Görmeyen Gözlerimiz, Konuşmayan Dillerimiz…
01/03/2018
Başaran Düzgün
Hasat mevsimi geçmiş olmasına rağmen, Facebook’ta küçük çocukların ellerinde çakıl taşlarıyla çakıstes yapmak için zeytin kırdıklarını gördüğümde kalbimin bir yanı hüzünle kaplandı diğer yanı öfkeyle kabardı.
Nesilden nesile aktarmamız gereken geleneklerimizin nasıl da bir bir yokolup gittiğinden şikayet eder dururuz.
Bu adayı tütsüleyen en kutsal ağacımızdı zeytin.
İçine tıkındığımız şehirlerdeki beton bloklarda çoktan unutmuştuk zeytin ağaçlarını ve çocuklarımızın kahvaltısına boyalı ithal zeytinleri sürmüştük.
Bir çoğumuz için lüks evlerimizdeki fiyakalı şöminelerin ideal yakacağı oldu. Kül bırakmaz, is çıkarmaz, yüksek ısı verir zeytin odunları.
500 yıllık anıt zeytinlerin önünden burun kıvırarak geçtik hep.
Sonra da şikayet ettik “bu memlekette her şey ithal, bize ait hiçbirşey kalmadı” diye.
Oysa zeytinler on binlerce yıldır bir abide gibi vardırlar bu topraklarda.
Ve her gelenimizi misafir ediyorlar, cömert bir ev sahibi gururuyla.
Nasıl ki biz kendi soyumuza kast ediyoruz zeytin ağaçlarına da kast ettik yıllarca.
“Zeytinlerimiz lahmacun salonlarında yakılıyor” diye ağlaştık da dönüp bakmadık yüzlerine.
***
1900’lü yılların başında bu ülkenin en çok ihraç edilen ürünü zeytindi.
Limasol limanından kalkan gemiler sadece Avrupa’ya değil Mısır’a bile zeytin götürürdü.
Yüz binlerce şilin kazanırdı atalarımız zeytinden.
Ve bu nedenle dağların en tepesindeki zeytin ağaçlarını bile aşılayıp korurlar ve ürün alırlardı.
Sofraların vazgeçilmeziydi.
Kıtlık ve açlık günlerinde Kıbrıslıyı ayakta tutan arpa ekmeğine katık yaptığı çakıstes ve zeytin yağı idi.
Sonra modern zamanların ilk kurbanı arasına girdi zeytin ağaçları.
İthallerine de methiyeler düzdük, “daha az asitlidir” deyip durduk.
Ve yok etmenin eşiğine getirdik bu kutsal meyveyi.
***
Güzel bir Facebook fotoğrafında ellerinde çakıl taşlarıyla zeytin kıran çocukların babaları şimdilerde geçmişe sahip çıkma telaşındalar.
Umut verici bir gelişme.
Yüz binlerce zeytin ağacı dikilmiş son yıllarda.
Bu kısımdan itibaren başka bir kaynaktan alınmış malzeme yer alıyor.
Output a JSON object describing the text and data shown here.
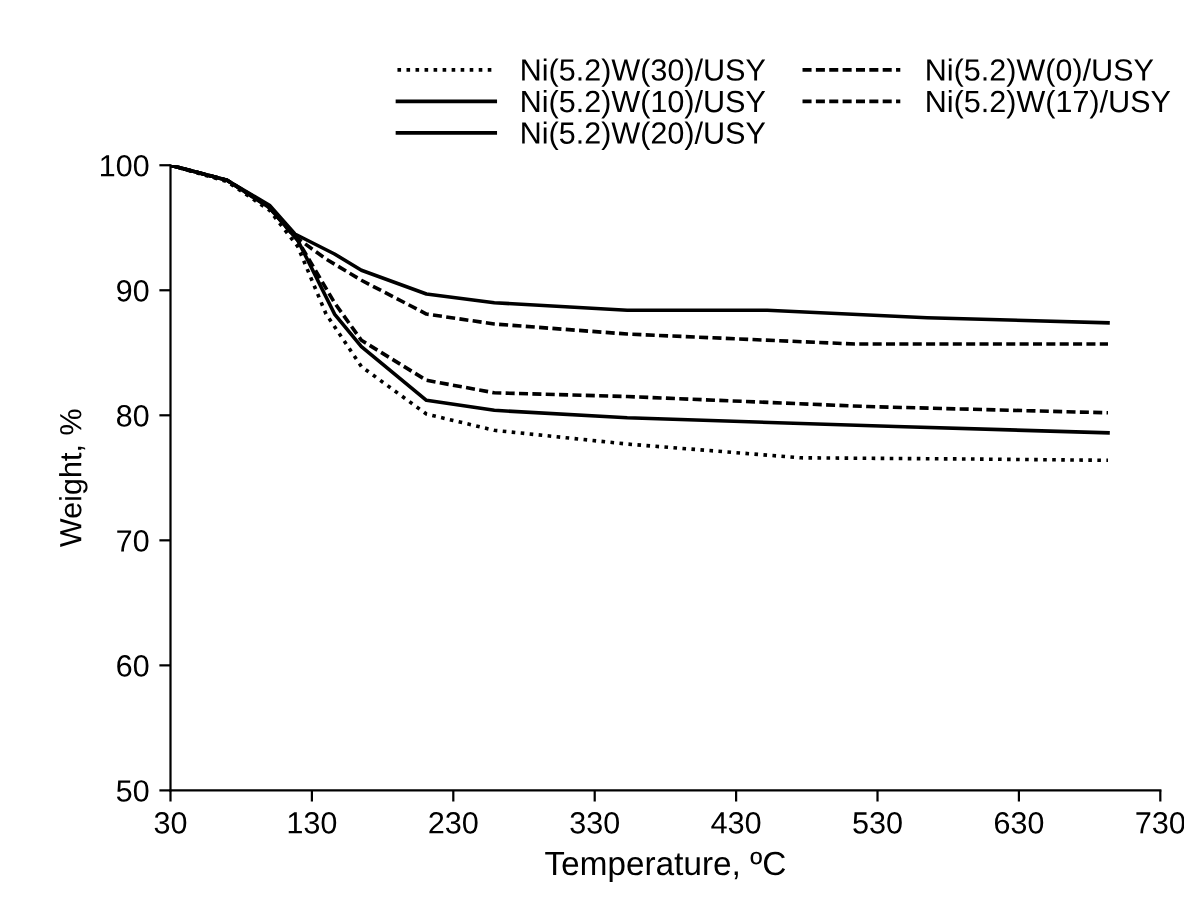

Teknolojinin geliştirdiği ve ucuzlattığı zeytin değirmenlerinin sayısı artmış.
Yüzlerce dönüm eken yüzlerce aile olduğundan bahsediliyor.
Büyük şirketler, ithalattan vazgeçip bizim zeytinlerimizi ve zeytin yağımızı pazarlamanın sistemini kuruyorlarmış.
Ciddi Pazar arayışları varmış ihracat için.
Ve 1900’lü yıllardaki gibi büyük umutlar vaat ediyormuş bu yapılanlar.
***
Kıbrıs Türkü “bittik, mahvolduk, yokoluyoruz” diye ağlaşıp durdu hep.
Ve aslında onu yok etmek isteyenlere pasif bir şekilde teslim oldu.
Kültürüne, geleneklerine ve üretimine dört elle sahip çıkıp direnmedi.
Sadece ağlaşıp durdu.
Zeytinden öte şimdi her alanda direnme zamanıdır da zeytin bir umut kaynağı oldu herkese.
“Üretmeyenler yokolurlar” gerçeğinin hamasi bir laftan öte tarihsel anlamlar taşıdığını anlayama başlayacağız inşallah.
“Görmeyen gözlerimiz, görecek, konuşmayan dillerimiz konuşacak” ve üretmeyen ellerimiz üretmeye başlayacak.